Among the survey’s key findings:

  • The HCS was conducted two months after the passage of health reform, and finds that dissatisfaction with the American health care system remains widespread. A majority of Americans rate the health care system as poor (27 percent) or fair (31 percent).
  • Confidence about various aspects of today’s health care system has remained fairly level despite the passage of health reform. More than one-half of survey respondents report being extremely or very confident that they are able to get the treatments they need. Confidence in having enough choice about who provides medical care is largely unchanged from 2009 levels. The percentage of individuals who say they are extremely confident that they are able to afford health care without financial hardship increased from 11 percent to 16 percent between 2009 and 2010. The increase came at the expense of decreases in the percentage reporting that they were very or somewhat confident.
  • Americans’ ratings of their own health plan are generally favorable. Fifty-eight percent of those with health insurance coverage are extremely or very satisfied with their current plan, and 30 percent are somewhat satisfied.
  • Satisfaction with health care quality continues to remain fairly high, with 59 percent of Americans saying they are extremely or very satisfied with the quality of the medical care they have received in the past two years. This is the highest level of satisfaction reported since the HCS was started in 1998. In contrast, just 22 percent are extremely or very satisfied with the cost of their health insurance, and only 19 percent are satisfied with the cost of health care services not covered by insurance.
  • Confidence in the future availability of employment-based health benefits fell. In 2010, 52 percent of individuals with employment-based coverage reported that they were extremely or very confident that their (or their spouse’s) employer or union would continue to offer health insurance, down from 59 percent in 2009. The decline may be due to passage of health reform, the continuing weak economy, or both.

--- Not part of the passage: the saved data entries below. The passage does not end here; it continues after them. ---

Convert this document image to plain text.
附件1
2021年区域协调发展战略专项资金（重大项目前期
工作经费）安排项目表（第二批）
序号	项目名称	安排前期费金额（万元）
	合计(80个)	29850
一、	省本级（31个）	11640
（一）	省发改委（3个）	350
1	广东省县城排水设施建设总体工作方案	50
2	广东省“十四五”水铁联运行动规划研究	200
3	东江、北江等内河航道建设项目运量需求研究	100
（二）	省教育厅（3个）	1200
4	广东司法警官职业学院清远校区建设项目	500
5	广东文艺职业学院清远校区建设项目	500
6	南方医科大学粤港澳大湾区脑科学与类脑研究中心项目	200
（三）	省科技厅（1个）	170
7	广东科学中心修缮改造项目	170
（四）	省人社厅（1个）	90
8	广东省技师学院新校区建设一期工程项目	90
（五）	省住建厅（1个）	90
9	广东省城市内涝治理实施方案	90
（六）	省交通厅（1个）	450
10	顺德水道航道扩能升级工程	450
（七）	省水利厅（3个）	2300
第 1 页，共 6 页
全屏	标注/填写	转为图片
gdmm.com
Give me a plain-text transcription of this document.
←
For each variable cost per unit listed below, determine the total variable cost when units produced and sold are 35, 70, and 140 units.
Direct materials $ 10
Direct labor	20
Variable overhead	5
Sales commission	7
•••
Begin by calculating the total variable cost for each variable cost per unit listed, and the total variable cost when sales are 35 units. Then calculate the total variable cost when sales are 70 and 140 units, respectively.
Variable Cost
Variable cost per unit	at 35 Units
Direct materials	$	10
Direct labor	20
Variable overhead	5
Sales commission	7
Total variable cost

  • Many Americans see themselves as good consumers of the health care system. Three-quarters report that they always or often have their doctor or medical professional explain to them why a test was needed, and two-thirds say they ask their doctor about the risks of treatment or side effects of medications. Slightly more than one-half indicate they ask about the success rate of the treatment option. Fewer say they always or often bring a list of medications, bring a list of symptoms, ask about less costly treatment options or medications, or ask for less invasive or easier treatment options.
  • Many Americans have tried to find objective information about various aspects of health care. Nearly one-half tried to find information on the advantages and disadvantages of different treatment options, whereas 1 in 3 tried to find information about a doctor’s training and the costs of different treatments. Fewer had sought information on costs of doctors and hospitals, the number and success rate of hospital-based procedures, or disciplinary actions. Among those seeking information, between 17 percent and 35 percent found all of the information they sought, whereas between 54 percent and 72 percent found some of the information being sought.
  • Many Americans may not be ready to use rating systems to make decisions about providers. Only about 1 in 3 indicates they would be extremely or very comfortable using such a rating system to find a doctor or hospital. Individuals rank the importance of information about the effectiveness of different types of treatments much more highly than a rating system based on cost. One-half think information about the effectiveness of different types of treatments would be extremely important if they were trying to choose a treatment, and 31 percent think it would be very important.